Reaching Multiple Financial Goals

Deirdre Jannerelli
December 28, 2019

With the start of a new year, now’s a good time to assess your financial goals. And if you don’t have any financial goals hammered out, now’s a good time to create some!

Your financial objectives will likely vary depending on what stage you’re at in life and what you hope to accomplish. They could range from buying a new car to saving for a luxury vacation.

No matter what your goals are, the first step in reaching them is to establish a budget. Having a structured financial plan that constantly tracks your income and expenses makes it easier to attain your objectives.

One of the most beneficial things about creating a budget is that it forces you to examine your “needs” and your “wants”. Your “needs” are those expenses that are critical and non-negotiable. Examples would be your rent or mortgage payment, car insurance, utility bills, child support payments, and medical bills. Your “wants” on the other hand are things that you could live without, such as cable, daily lattes, spa treatments, and restaurant meals.

Once you determine how much money you should stash away each month toward your various financial goals, you may find that you’ll need to tweak your monthly “wants” in order to do so. This could mean canceling your cable subscription in order to free up more of your budget, or it could mean cutting back on the number of times you eat out every month.

It’s also important to determine where you’re going to stash your savings. Many people find it’s easier to stay on track with each individual goal if they have a dedicated savings account for each one. But keep in mind that a traditional savings account may not necessarily be the right fit for each of your goals.

For example, if you’re saving toward a long-term goal, it might make sense to open a Money Market account, which typically has a higher interest rate than a traditional savings account. There are also some Certificate of Deposit (CD) accounts, like Bank5 Connect’s Investment CD, that allow you to make deposits whenever you’d like. But since most CDs do have penalties for withdrawing money before the CD matures, it’s important to choose a term length that coincides with your savings goals.
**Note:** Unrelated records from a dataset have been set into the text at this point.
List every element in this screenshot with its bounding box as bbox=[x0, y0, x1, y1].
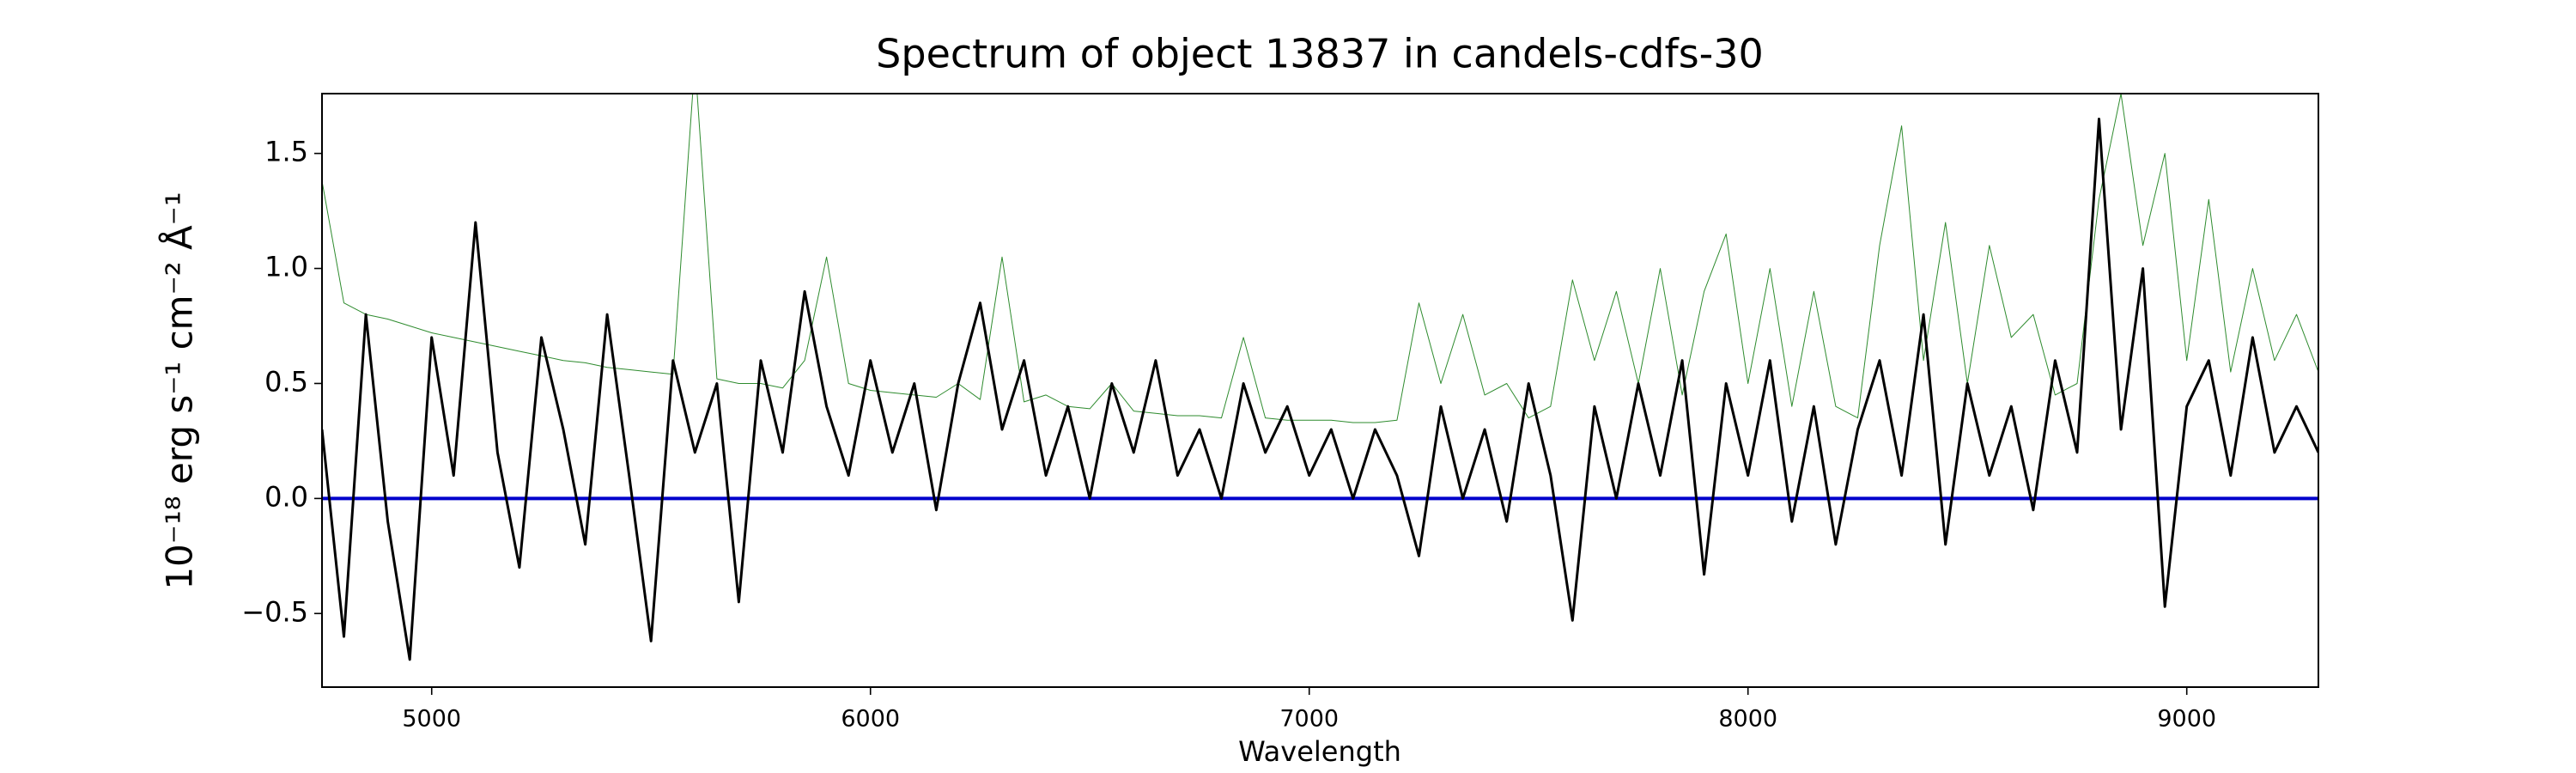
x-tick-label: 7000 bbox=[1279, 706, 1339, 733]
plot-frame bbox=[321, 93, 2319, 688]
y-tick-label: 1.0 bbox=[264, 251, 308, 283]
x-tick-label: 9000 bbox=[2157, 706, 2216, 733]
y-tick-label: 0.0 bbox=[264, 480, 308, 513]
x-tick-label: 6000 bbox=[841, 706, 900, 733]
x-tick-label: 5000 bbox=[402, 706, 461, 733]
y-axis-label: 10⁻¹⁸ erg s⁻¹ cm⁻² Å⁻¹ bbox=[158, 192, 201, 589]
y-tick-label: 0.5 bbox=[264, 365, 308, 398]
chart-title: Spectrum of object 13837 in candels-cdfs… bbox=[876, 31, 1764, 77]
x-tick-label: 8000 bbox=[1718, 706, 1777, 733]
y-tick-label: 1.5 bbox=[264, 136, 308, 168]
y-tick-label: −0.5 bbox=[241, 595, 308, 628]
series-line bbox=[322, 94, 2318, 423]
series-line bbox=[322, 118, 2318, 661]
plot-area bbox=[322, 94, 2318, 661]
x-axis-label: Wavelength bbox=[1238, 735, 1401, 768]
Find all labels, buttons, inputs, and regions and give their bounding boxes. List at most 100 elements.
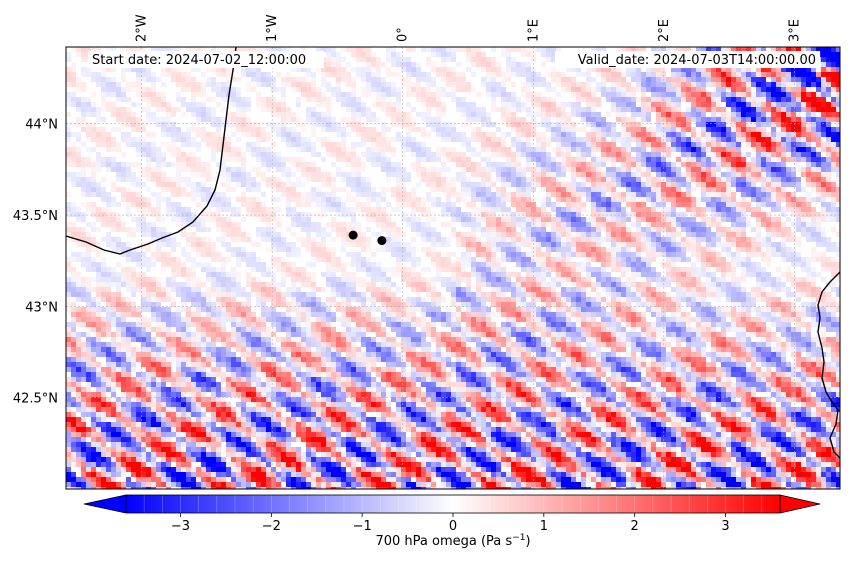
omega-cell [666,127,671,132]
omega-cell [666,177,671,182]
omega-cell [546,137,551,142]
omega-cell [381,92,386,97]
omega-cell [351,102,356,107]
omega-cell [126,192,131,197]
omega-cell [251,72,256,77]
omega-cell [151,232,156,237]
omega-cell [551,232,556,237]
omega-cell [121,167,126,172]
omega-cell [511,217,516,222]
omega-cell [466,232,471,237]
omega-cell [76,252,81,257]
omega-cell [166,122,171,127]
omega-cell [326,182,331,187]
omega-cell [66,147,71,152]
omega-cell [251,87,256,92]
omega-cell [251,152,256,157]
omega-cell [706,47,711,52]
omega-cell [636,147,641,152]
omega-cell [416,167,421,172]
omega-cell [366,47,371,52]
omega-cell [81,47,86,52]
omega-cell [826,67,831,72]
omega-cell [371,187,376,192]
omega-cell [546,57,551,62]
omega-cell [241,152,246,157]
omega-cell [581,222,586,227]
omega-cell [71,237,76,242]
omega-cell [761,152,766,157]
omega-cell [446,212,451,217]
omega-cell [836,122,840,127]
omega-cell [566,117,571,122]
omega-cell [716,87,721,92]
omega-cell [531,127,536,132]
omega-cell [431,92,436,97]
omega-cell [651,77,656,82]
omega-cell [281,127,286,132]
omega-cell [766,117,771,122]
omega-cell [76,47,81,52]
omega-cell [366,182,371,187]
omega-cell [256,67,261,72]
omega-cell [526,207,531,212]
omega-cell [636,242,641,247]
omega-cell [626,117,631,122]
omega-cell [361,242,366,247]
omega-cell [731,222,736,227]
omega-cell [496,247,501,252]
omega-cell [321,77,326,82]
omega-cell [196,182,201,187]
omega-cell [726,177,731,182]
omega-cell [831,202,836,207]
omega-cell [101,187,106,192]
omega-cell [121,177,126,182]
omega-cell [171,162,176,167]
omega-cell [591,202,596,207]
omega-cell [211,112,216,117]
omega-cell [601,67,606,72]
omega-cell [576,102,581,107]
omega-cell [826,237,831,242]
omega-cell [776,172,781,177]
omega-cell [621,192,626,197]
omega-cell [736,167,741,172]
omega-cell [416,82,421,87]
omega-cell [501,117,506,122]
omega-cell [221,82,226,87]
omega-cell [471,62,476,67]
omega-cell [746,202,751,207]
omega-cell [631,92,636,97]
omega-cell [351,52,356,57]
omega-cell [301,202,306,207]
omega-cell [116,167,121,172]
omega-cell [481,57,486,62]
omega-cell [581,162,586,167]
omega-cell [831,67,836,72]
omega-cell [276,152,281,157]
omega-cell [96,137,101,142]
omega-cell [156,227,161,232]
omega-cell [831,137,836,142]
omega-cell [476,152,481,157]
omega-cell [191,242,196,247]
omega-cell [361,192,366,197]
omega-cell [411,122,416,127]
omega-cell [656,47,661,52]
omega-cell [756,72,761,77]
omega-cell [271,232,276,237]
omega-cell [561,162,566,167]
omega-cell [426,177,431,182]
omega-cell [701,207,706,212]
omega-cell [296,202,301,207]
omega-cell [461,87,466,92]
omega-cell [801,202,806,207]
omega-cell [626,172,631,177]
omega-cell [521,102,526,107]
omega-cell [306,92,311,97]
omega-cell [306,67,311,72]
omega-cell [191,182,196,187]
omega-cell [206,187,211,192]
omega-cell [481,247,486,252]
omega-cell [671,47,676,52]
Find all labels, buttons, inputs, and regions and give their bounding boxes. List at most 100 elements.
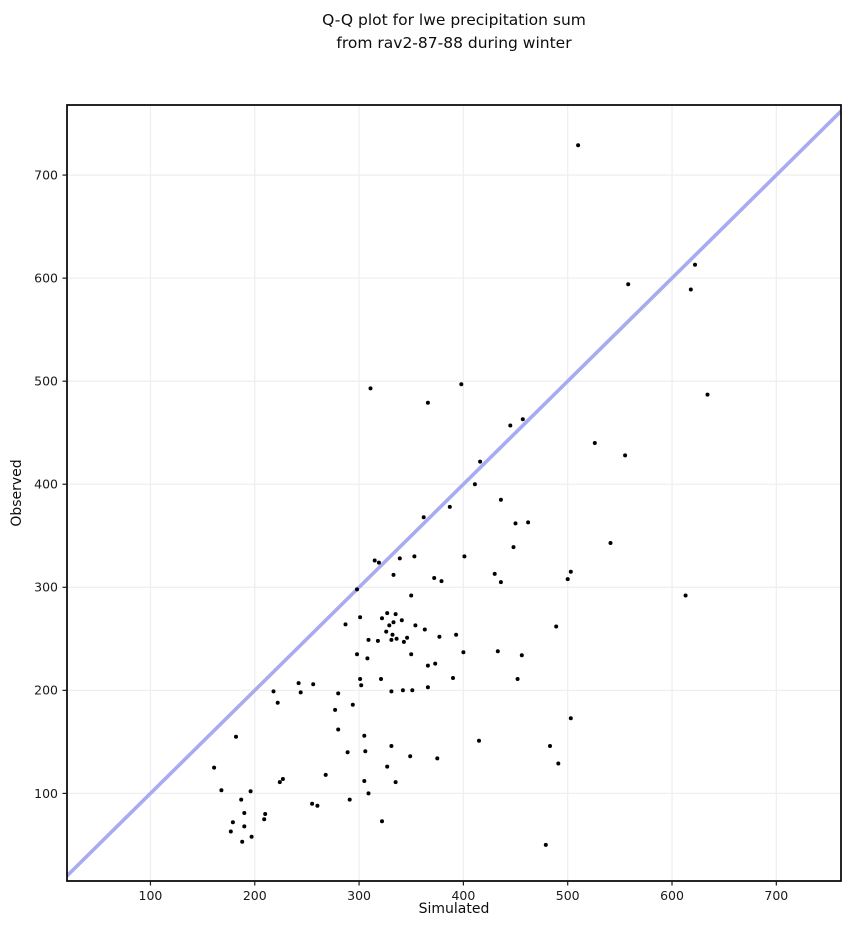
- scatter-point: [432, 576, 437, 580]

There are also some specific types of accounts that are useful for particular goals. For example, two of the most popular savings vehicles for retirement goals are 401K accounts and Individual Retirement Accounts (commonly referred to as IRAs). Likewise, 529 Savings Plans and Coverdell Education Savings Accounts are popular choices when saving for college expenses.

There are also savings accounts out there with very competitive interest rates. These are typically called “high-yield” or “high-interest” savings accounts. Just be sure to read all of the fine print associated with the account before opening one, as many higher-interest accounts come with conditions such as minimum balance requirements or monthly maintenance fees. If you’re looking for a high-yield account without a lot of red tape, a Bank5 Connect High-Interest Savings Account could be good choice. This account only requires a minimum balance of $100 to earn interest, and has no monthly maintenance fee.

When choosing which account is right for your savings goals, just keep in mind that it’s always a good idea to consult a financial professional or tax advisor before making any major financial decisions.

No matter what your financial goals may be, establishing a solid game plan is the first step in achieving them. By putting together a budget and choosing the right type of account for your saving needs, you’ll be well on your way to accomplishing your multiple goals.